"Bir öğretmenin yükü sadece bilgi değil, aynı zamanda anlayışsızlık ve ilgisizlikle mücadeledir; saygıyı hak eden bu emek, toplumun geleceğini aydınlatır."
Türkiye'de birinci ara tatil başlarken, öğretmenlerin yalnızca ders yükünden değil, birçok farklı etkenden dolayı yorgunluk yaşadığı gözleniyor. Günümüzde öğretmenler, yalnızca eğitim vermekle kalmayıp giderek artan çeşitli zorluklarla başa çıkmak durumunda kalıyor. Teknolojik değişimlerin hızla ilerlediği, öğrencilerin beklentilerinin ve ilgilerinin değiştiği bu dönemde öğretmenlerin mesleki sorumlulukları da karmaşıklaşmaktadır. Bunun yanında, ailelerin çocuklarının eğitimi üzerindeki talepleri ve bu talepleri öğretmenlere yönelik baskılarla dile getirmesi, öğretmen-veli ilişkilerinde yeni sorunlara yol açmaktadır. Sosyal medya üzerinden öğretmenlerin sınıf içi performanslarının sürekli eleştirildiği, eğitim politikalarının sık sık değiştiği bir ortamda, öğretmenlerin mesleki otoriteleri ve motivasyonları ciddi şekilde sarsılmaktadır. Tüm bu dinamikler, eğitimcilerin işlerine duyduğu bağlılığı ve öğrencilere sundukları eğitimin niteliğini etkileyerek, öğretmenlerin hem duygusal hem de mesleki anlamda tükenmişlik yaşamasına neden olmaktadır.
Eğitim, toplumların gelişiminde ve bireylerin sosyalleşmesinde önemli bir rol oynar. Ancak eğitim süreçleri yalnızca bilgi aktarmaktan ibaret değildir; bu süreçte öğrencilerin bilgiye erişimi, velilerin destekleyici rolleri ve eğitim yönetimindeki doğru kararlar da kritik öneme sahiptir.
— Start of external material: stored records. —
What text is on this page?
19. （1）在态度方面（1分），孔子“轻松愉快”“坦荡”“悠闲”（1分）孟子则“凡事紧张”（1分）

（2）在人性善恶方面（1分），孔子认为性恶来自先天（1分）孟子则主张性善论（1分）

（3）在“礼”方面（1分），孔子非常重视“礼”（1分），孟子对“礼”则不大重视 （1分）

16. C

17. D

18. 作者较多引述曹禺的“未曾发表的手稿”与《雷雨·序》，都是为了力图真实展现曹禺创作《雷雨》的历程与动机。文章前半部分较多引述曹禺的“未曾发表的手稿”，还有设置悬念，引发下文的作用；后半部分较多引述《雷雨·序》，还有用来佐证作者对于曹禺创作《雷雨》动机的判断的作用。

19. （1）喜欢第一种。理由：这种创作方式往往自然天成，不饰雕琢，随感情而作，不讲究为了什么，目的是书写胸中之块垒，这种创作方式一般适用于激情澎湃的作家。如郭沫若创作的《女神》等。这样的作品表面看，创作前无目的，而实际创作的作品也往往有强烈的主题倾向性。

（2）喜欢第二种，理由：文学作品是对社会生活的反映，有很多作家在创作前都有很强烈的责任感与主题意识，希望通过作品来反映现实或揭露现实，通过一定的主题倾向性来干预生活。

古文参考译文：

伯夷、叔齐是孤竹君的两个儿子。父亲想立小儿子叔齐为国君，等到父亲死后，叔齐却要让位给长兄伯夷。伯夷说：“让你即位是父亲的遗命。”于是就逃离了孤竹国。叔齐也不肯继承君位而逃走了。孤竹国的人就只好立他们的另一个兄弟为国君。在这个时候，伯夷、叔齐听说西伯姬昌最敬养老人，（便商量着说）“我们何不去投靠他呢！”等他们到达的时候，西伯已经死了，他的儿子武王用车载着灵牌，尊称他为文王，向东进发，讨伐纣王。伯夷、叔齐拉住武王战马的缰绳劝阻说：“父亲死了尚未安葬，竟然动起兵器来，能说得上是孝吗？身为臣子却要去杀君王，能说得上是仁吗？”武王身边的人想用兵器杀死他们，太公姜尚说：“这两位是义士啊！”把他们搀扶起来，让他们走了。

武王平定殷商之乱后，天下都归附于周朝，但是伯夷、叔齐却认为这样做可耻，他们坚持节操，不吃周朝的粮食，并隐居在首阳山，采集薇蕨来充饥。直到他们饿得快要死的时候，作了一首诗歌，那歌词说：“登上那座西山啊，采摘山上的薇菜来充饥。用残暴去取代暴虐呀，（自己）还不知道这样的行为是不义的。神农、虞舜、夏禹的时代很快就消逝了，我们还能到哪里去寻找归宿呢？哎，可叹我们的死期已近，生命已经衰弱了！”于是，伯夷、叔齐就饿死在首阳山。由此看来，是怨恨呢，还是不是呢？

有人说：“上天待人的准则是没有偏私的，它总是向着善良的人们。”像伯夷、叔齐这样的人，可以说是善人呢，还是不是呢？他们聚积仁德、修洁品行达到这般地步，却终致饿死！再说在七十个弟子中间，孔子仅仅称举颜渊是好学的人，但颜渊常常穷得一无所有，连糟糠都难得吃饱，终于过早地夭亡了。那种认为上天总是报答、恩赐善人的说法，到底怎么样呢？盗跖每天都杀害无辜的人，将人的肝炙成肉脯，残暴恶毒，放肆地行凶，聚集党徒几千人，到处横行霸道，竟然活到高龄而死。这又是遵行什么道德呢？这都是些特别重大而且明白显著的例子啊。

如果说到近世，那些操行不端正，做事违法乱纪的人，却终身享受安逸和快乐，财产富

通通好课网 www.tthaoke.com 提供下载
Bu zincirin en önemli halkası olan öğretmenler ise, öğrencileri hem bilgi hem de değerlerle donatmak için büyük bir özveriyle çalışır. Ancak ne yazık ki, eğitimciler giderek artan bir yük altında mesleklerini icra etmektedir. Bu yük, sadece ders vermekle ilgili değil; aksine, eğitimin diğer aktörlerinden kaynaklanan problemlerden doğmaktadır. Sorumsuz öğrenciler, ilgisiz veya anlayışsız veliler, liyakatsiz yöneticiler ve öğretmenliğin giderek değersizleştirilmesi gibi unsurlar, öğretmenlerin verimliliklerini düşürmekte ve eğitim sisteminin kalitesini tehdit etmektedir.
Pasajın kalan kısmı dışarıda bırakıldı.